Credit Smart

Unit 3: Understanding Your Credit Score

When it comes to getting a loan, it’s your credit score that is used to determine interest rates.  The most common scoring system, Fair, Isaac and Company (FICO), is used among all creditors and credit bureaus; most creditors and credit bureaus either use the FICO scoring system or have a system based on the FICO model.

Factors Used to Calculate Your Credit Score

A credit score is a number that reflects your ability to manage credit—or the risk involved in making a loan. In understanding how scores are calculated, we will review the FICO Beacon score and factors used to calculate your credit score; the same factors are used in all three models.

FICO Scores

FICO Scoring Range 300-850 Points 

  • 300 Baseline Points
  • 193 Payment History
  • 165 Outstanding Debt
  • 82 Credit History
  • 55 Credit Inquiries
  • 55 Types of Credit

= 850 Total Points

Improving Your Credit Score

Credit scoring is not static, it changes monthly.  Even if you have poor credit or are looking to rebuild your credit, following a few simple steps can improve your credit score.  The secret is in understanding how scores are calculated.   Here are some things that can help you build a strong credit history and improve your credit score:

  • Payment History: Always pay credit cards or other loan payments on time.
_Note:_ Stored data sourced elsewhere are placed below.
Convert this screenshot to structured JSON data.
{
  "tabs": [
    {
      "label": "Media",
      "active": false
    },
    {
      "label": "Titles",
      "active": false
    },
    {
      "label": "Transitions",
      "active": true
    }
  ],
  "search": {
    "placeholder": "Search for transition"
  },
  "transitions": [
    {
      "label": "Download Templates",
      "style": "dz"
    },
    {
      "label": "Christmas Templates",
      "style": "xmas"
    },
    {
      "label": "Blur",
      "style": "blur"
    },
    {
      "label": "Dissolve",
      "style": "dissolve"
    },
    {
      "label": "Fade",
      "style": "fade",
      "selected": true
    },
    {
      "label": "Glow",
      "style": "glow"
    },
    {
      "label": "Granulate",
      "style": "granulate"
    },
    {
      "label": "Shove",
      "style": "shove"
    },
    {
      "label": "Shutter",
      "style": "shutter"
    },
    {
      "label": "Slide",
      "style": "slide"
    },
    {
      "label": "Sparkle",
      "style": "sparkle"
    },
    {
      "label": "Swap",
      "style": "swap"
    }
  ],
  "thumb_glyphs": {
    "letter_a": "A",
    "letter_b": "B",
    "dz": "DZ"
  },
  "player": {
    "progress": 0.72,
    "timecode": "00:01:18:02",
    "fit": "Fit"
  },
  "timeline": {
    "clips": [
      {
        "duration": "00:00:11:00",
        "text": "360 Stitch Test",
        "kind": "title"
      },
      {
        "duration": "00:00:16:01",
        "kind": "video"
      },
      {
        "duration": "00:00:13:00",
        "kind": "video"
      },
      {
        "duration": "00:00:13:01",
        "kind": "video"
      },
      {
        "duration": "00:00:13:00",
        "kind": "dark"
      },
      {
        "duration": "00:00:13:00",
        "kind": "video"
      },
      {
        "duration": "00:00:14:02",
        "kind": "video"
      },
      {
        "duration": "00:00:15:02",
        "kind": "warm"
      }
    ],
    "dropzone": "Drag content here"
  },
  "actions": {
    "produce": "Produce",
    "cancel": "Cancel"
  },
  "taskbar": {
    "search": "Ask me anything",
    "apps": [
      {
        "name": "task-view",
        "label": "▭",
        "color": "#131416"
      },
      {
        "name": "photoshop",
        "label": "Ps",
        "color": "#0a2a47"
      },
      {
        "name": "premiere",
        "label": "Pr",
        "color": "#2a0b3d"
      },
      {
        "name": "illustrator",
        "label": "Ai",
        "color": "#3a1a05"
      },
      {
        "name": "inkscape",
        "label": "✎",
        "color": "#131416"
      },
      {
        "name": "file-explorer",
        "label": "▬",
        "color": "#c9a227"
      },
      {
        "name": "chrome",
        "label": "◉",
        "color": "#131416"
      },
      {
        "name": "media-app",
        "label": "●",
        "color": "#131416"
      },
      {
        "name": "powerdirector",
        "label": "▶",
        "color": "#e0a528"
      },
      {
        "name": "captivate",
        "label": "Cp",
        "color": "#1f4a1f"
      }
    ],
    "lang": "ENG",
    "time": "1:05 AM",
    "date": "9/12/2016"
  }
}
One late payment can drop your score as much as 20 points. 
  • Outstanding Balances: Reduce your debt amount. Never carry more than 35% of your outstanding card balance. 
  • Credit History: Pay off your credit cards rather than transferring balances. Do not close accounts older than 7 years that are in good standing—it will lower your score.  And do not open and close accounts, it will hurt you score.
  • Credit Inquiries. Do not sign up for credit offers that you do not plan to use. More than 4 inquiries in a 3 month period will lower your score.
  • Types of Credit. Having both an installment loan and a revolving loan will help build credit.  Do not have more than 1-3 revolving accounts or credit cards.

According to FICO, here are a few examples of what can increase your score: 

  • Paying your bills on time for 6 months.  This could raise your score more than 20 points.  If your FICO score is 690 it is now 710. 
  • Paying down the balances on your credit cards by 35%.  This could raise your FICO score more than 20 points. If you owe $2230, paying $780 alone will raise your score.

Decrease your scores by:

  • Missing monthly payments.  Not making payments on time could decrease your score by 75-125 points.  If your FICO score is 650, it will now lower to 575.
  • Maxing out your credit cards. If you are close to your credit limit, your score could decrease 20-70 points.  If your FICO score is 650, it will now be 580.